Unless noted, case law quotations in this Order accept all alterations and omit internal quotation marks, citations, and footnotes.

Under the version of Section 924(c) in effect at the time, the sentences on the two Section 924(c) counts that arose out of the same indictment had to be “stacked” at sentencing, resulting in a lengthy mandatory consecutive sentence, because any second Section 924(c) conviction was considered a “second or subsequent” conviction regardless of whether the first Section 924(c) conviction had “become final.” Deal v. United States, 508 U.S. 129, 134-35 (1992).

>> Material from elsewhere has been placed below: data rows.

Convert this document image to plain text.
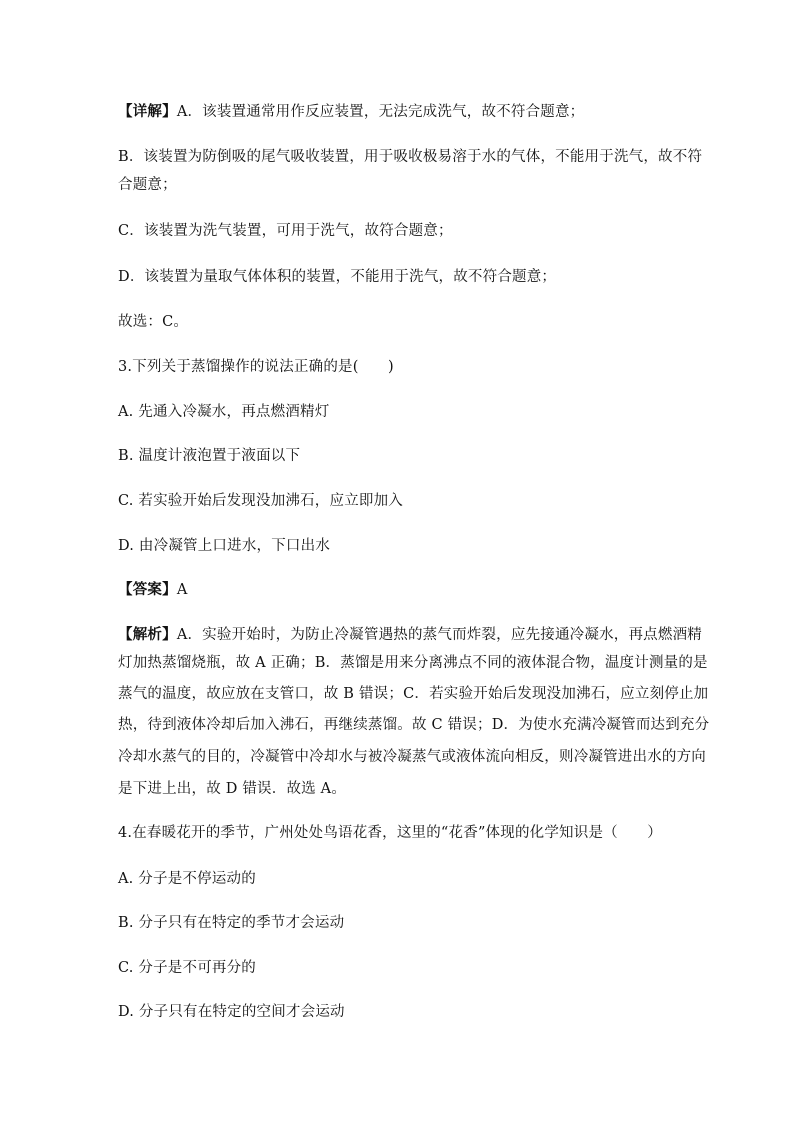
【详解】A．该装置通常用作反应装置，无法完成洗气，故不符合题意；
B．该装置为防倒吸的尾气吸收装置，用于吸收极易溶于水的气体，不能用于洗气，故不符
合题意；
C．该装置为洗气装置，可用于洗气，故符合题意；
D．该装置为量取气体体积的装置，不能用于洗气，故不符合题意；
故选：C。
3.下列关于蒸馏操作的说法正确的是(　　)
A. 先通入冷凝水，再点燃酒精灯
B. 温度计液泡置于液面以下
C. 若实验开始后发现没加沸石，应立即加入
D. 由冷凝管上口进水，下口出水
【答案】A
【解析】A．实验开始时，为防止冷凝管遇热的蒸气而炸裂，应先接通冷凝水，再点燃酒精
灯加热蒸馏烧瓶，故 A 正确；B．蒸馏是用来分离沸点不同的液体混合物，温度计测量的是
蒸气的温度，故应放在支管口，故 B 错误；C．若实验开始后发现没加沸石，应立刻停止加
热，待到液体冷却后加入沸石，再继续蒸馏。故 C 错误；D．为使水充满冷凝管而达到充分
冷却水蒸气的目的，冷凝管中冷却水与被冷凝蒸气或液体流向相反，则冷凝管进出水的方向
是下进上出，故 D 错误．故选 A。
4.在春暖花开的季节，广州处处鸟语花香，这里的“花香”体现的化学知识是（　　）
A. 分子是不停运动的
B. 分子只有在特定的季节才会运动
C. 分子是不可再分的
D. 分子只有在特定的空间才会运动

On December 18, 2019, Mr. Vasquez filed a motion to reduce his sentence pursuant to 18 U.S.C. § 3582(c) and Amendment 782 of the Sentencing Guidelines, which changed how the base offense levels in the Sentencing Guidelines' Drug Quantity Table incorporated the statutory mandatory minimum penalties for such offenses. See U.S.S.G. Amendment 782; see also ECF Nos. 373, 374 (Motions for Sentence Reduction). The Government agreed that a limited sentence reduction of up to 68 months on the Narcotics Distribution Counts was appropriate under Amendment 782. ECF No. 378 (2020 Government Opposition to Sentence Reduction). Accordingly, on June 3, 2020, Judge Dearie reduced Mr. Vasquez's sentence on the Narcotics Distribution Counts from 360 to 292 months, lowering Mr. Vasquez's total sentence from 660 to 592 months. ECF Nos. 383, 384 (Orders Reducing Sentence). Mr. Vasquez, who was in his early twenties at the time of his arrest, has now served more than 27 years of his sentence, and is expected to be released on March 21, 2039, when he will be 68 years old. ECF No. 468 at 2.

LEGAL STANDARD

As relevant to this case, 18 U.S.C. § 3582(c)(1)(A)(i) provides that, once a defendant has “fully exhausted all administrative rights,” the court may reduce his sentence, “after considering the factors set forth in [28 U.S.C. §] 3553(a)” if it finds that “extraordinary and compelling reasons warrant such a reduction,” and that “such a reduction is consistent with applicable policy statements issued by the Sentencing Commission.” 18 U.S.C. § 3582(c)(1)(A). Accordingly, in determining whether a reduction in Mr. Vasquez's sentence is appropriate, the Court will first determine whether he has exhausted his administrative remedies. Next the Court will determine whether extraordinary and compelling reasons warrant a reduction in his sentence. The Court will then confirm that a reduction in Mr. Vasquez's sentence is consistent with Section 1B1.13, the applicable policy statement issued by the Sentencing Commission. Finally, the Court will consider the factors set forth in 28 U.S.C. § 3553(a) (the “Section 3553(a) Factors”).

DISCUSSION

I. Administrative Exhaustion

“[A]bsent waiver or forfeiture by the government,” see United States v. Keitt, 21 F.4th 67, 71 (2d Cir. 2021), a defendant may bring a motion to reduce his sentence “after [he] has fully exhausted all administrative rights to appeal a failure of the Bureau of Prisons to bring a motion on [his] behalf or the lapse of 30 days from the receipt of such a request by the warden of the defendant's facility, whichever is earlier,” see 18 U.S.C. § 3582(c)(1)(A). Mr. Vasquez asserts that he has exhausted “the statutory prerequisite” to his motion because more than 30 days have lapsed since he made a written request to the warden of his institution, FCI Hazelton, for the BOP to move the Court for his compassionate release. ECF No. 468 at 2. More specifically, Mr. Vasquez asserts that on October 30, 2022, he asked the warden of his institution in writing to file a motion in this Court for his compassionate release. ECF No. 468-3 at ¶ 7 (Vasquez Declaration and Exhibits). Mr. Vasquez received the warden's denial of his request in writing on December 7, 2022, but the request was dated November 17, 2022. Id. at ¶ 8. On December 11, 2022, Mr. Vasquez filed an administrative appeal of the warden's denial, but he has not received any communications about his appeal since it was filed. Id. at ¶ 9.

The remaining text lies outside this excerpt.